Das Fleisch kommt von einem regionalen Metzger und „hatte bis vor einer Woche noch Puls“. Es wird in einer Küche im Nachbarort von Knak und zwei Köchen vorbereitet: Die Patties werden dort roh portioniert, eingefroren und erst nach der Bestellung in der Tankstelle auf den Kontaktgrill gelegt. „Es kommt convenient hier an und die Mädels müssen das nur noch finishen“, erklärt Strömer das Konzept. Was übrig bleibt und noch frisch ist, wird im Catering weiterverwendet.
Geile Pommes
Als Beilage muss es natürlich etwas aus Kartoffeln sein. „Die Pommes haben wir extra gecastet. Wir wollten eine richtig geile Pommes, die auch noch nach einer halben Stunde bissfest ist“, betont der Fleischliebhaber. Zum Kartoffelstampf gibt es als Topping Bratensauce oder Pulled Pork. „Das sieht etwas unfotogen aus, schmeckt aber lecker“, sagt der 32-Jährige schmunzelnd. Bestellt werden kann entweder an der normalen Shopkasse oder direkt im Restaurantbereich. Wenn die Zubereitung etwas länger dauert, weil gerade mehr Kunden da sind, erhält der Gast einen Pager, der piept, wenn das Essen fertig ist. Neben den Burgern gibt es Bemmen, Baguettes und Flutes, die die Mitarbeiter im Ladenbackofen Dila 5/5 von Debag mit automatischer Reinigung und Türschließautomatik aufbacken.
Separate Wahrnehmung
„Wir haben jahrelang gepredigt, die Kasse und den Backshop direkt nebeneinanderzustellen, um Personal zu sparen“, sagt Strömer. In ihrer Tankstelle haben die Ladenbauer die beiden Bereiche bewusst getrennt. „Wir sind ja kein klassischer Backshop und auch kein Clip-in wie an anderen Tankstellen“, betont er. Mit „Fleischwolf unvegan“ wolle man vielmehr separat wahrgenommen werden und sich als kompetente Gastronomie herauskristallisieren. Die Kunden sollen nicht sagen „Ich fahre zur Tanke“, sondern „Ich fahre zum Fleischwolf“.

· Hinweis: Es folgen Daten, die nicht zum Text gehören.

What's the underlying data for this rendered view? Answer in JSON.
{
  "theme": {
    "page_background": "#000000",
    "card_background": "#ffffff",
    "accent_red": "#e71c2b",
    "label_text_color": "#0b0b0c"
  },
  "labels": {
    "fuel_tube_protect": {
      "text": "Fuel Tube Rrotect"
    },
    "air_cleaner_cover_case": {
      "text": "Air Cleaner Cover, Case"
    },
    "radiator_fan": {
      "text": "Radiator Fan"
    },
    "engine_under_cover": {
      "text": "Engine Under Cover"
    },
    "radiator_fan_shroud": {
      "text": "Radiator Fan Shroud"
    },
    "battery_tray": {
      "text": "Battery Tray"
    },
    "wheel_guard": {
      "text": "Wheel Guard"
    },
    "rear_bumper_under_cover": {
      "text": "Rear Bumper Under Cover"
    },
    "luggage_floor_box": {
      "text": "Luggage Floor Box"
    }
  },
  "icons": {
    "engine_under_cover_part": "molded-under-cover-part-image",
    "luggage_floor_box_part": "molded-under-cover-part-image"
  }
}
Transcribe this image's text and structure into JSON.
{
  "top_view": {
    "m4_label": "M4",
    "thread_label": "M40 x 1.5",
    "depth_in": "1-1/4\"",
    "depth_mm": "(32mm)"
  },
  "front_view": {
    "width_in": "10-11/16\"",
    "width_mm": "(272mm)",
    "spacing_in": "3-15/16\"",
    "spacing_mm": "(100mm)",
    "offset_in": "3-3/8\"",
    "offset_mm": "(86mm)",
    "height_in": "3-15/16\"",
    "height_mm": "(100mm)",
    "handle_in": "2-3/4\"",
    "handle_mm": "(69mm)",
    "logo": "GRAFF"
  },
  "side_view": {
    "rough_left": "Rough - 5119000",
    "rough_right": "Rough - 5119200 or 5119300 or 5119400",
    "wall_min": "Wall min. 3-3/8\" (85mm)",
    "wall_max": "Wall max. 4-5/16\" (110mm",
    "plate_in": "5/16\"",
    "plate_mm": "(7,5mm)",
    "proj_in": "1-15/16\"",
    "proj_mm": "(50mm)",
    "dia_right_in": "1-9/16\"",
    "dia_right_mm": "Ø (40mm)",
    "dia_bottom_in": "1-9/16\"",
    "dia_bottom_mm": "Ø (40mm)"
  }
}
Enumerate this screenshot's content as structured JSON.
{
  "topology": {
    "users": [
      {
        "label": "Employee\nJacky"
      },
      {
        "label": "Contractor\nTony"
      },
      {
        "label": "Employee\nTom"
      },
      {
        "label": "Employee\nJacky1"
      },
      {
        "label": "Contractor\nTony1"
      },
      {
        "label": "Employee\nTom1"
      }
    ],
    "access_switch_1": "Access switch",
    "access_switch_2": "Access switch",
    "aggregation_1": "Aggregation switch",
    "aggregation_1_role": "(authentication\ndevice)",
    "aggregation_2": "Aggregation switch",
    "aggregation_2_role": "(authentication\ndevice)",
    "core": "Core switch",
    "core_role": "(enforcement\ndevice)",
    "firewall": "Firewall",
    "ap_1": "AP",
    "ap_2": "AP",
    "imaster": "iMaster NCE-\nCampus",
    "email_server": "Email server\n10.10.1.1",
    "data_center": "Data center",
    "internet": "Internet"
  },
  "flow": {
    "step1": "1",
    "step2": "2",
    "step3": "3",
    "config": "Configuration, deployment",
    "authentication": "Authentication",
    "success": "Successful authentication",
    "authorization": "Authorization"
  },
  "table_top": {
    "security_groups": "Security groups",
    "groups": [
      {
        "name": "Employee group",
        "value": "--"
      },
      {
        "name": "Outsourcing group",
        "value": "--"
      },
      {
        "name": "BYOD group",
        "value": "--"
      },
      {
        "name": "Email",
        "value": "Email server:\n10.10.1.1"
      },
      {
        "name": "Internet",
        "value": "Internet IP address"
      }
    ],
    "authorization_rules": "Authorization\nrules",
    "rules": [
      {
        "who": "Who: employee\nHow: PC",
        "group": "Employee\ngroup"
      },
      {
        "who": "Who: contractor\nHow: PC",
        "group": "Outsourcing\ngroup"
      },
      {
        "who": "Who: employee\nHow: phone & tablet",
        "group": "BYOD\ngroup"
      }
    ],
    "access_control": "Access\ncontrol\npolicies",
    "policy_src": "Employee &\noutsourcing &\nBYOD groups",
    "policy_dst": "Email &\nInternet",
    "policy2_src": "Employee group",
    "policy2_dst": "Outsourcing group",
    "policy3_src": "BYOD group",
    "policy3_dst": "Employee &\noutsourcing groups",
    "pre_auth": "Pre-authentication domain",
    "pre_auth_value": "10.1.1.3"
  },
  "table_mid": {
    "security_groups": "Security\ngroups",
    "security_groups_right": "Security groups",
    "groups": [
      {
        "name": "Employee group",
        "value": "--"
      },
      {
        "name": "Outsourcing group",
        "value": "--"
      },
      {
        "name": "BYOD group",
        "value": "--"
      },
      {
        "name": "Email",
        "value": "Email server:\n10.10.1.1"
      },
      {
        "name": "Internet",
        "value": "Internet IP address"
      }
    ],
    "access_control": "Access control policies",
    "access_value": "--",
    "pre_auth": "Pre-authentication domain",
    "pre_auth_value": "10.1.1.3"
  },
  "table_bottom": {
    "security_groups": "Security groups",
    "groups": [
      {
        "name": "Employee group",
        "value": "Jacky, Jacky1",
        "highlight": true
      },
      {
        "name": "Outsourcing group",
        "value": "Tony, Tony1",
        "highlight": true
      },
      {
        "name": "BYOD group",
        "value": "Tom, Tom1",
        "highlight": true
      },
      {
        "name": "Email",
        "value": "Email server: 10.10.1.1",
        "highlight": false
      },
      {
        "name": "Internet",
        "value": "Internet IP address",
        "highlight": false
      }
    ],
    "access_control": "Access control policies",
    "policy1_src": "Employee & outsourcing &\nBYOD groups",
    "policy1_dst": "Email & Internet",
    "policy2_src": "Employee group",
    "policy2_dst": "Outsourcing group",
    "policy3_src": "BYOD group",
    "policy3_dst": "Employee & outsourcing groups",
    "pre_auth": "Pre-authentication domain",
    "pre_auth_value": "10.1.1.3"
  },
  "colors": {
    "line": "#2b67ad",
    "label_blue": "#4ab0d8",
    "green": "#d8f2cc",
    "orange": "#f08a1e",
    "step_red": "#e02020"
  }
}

Überhaupt haben die Tankstellenbetreiber jetzt einen anderen Blickwinkel auf die Arbeit in der Tankstelle. „Eigentlich war nichts leicht. Tatsächlich war alles anstrengend: das Vertragswerk mit Aral, das Agenturgeschäft, das Thema Versicherung, die Warenbestellung, Mitarbeiter“, resümiert Strömer.
Doch dann tritt Knak an seine Seite und macht den Geschäftspartner auf zwei Gäste aufmerksam, die am Fenster sitzen: einen Teenager, der gerade beherzt in einen Burger beißt, und seine Großmutter, die Kartoffelstampf mit Bratensauce aus dem Becher löffelt. „Aber wenn wir dann das sehen, geht uns das Herz auf und wir wissen, dass wir alles richtig gemacht haben“, freut sich Knak.
(Autorin: Annika Beyer; Der Artikel erschien in Sprit+ Ausgabe 8/2018.)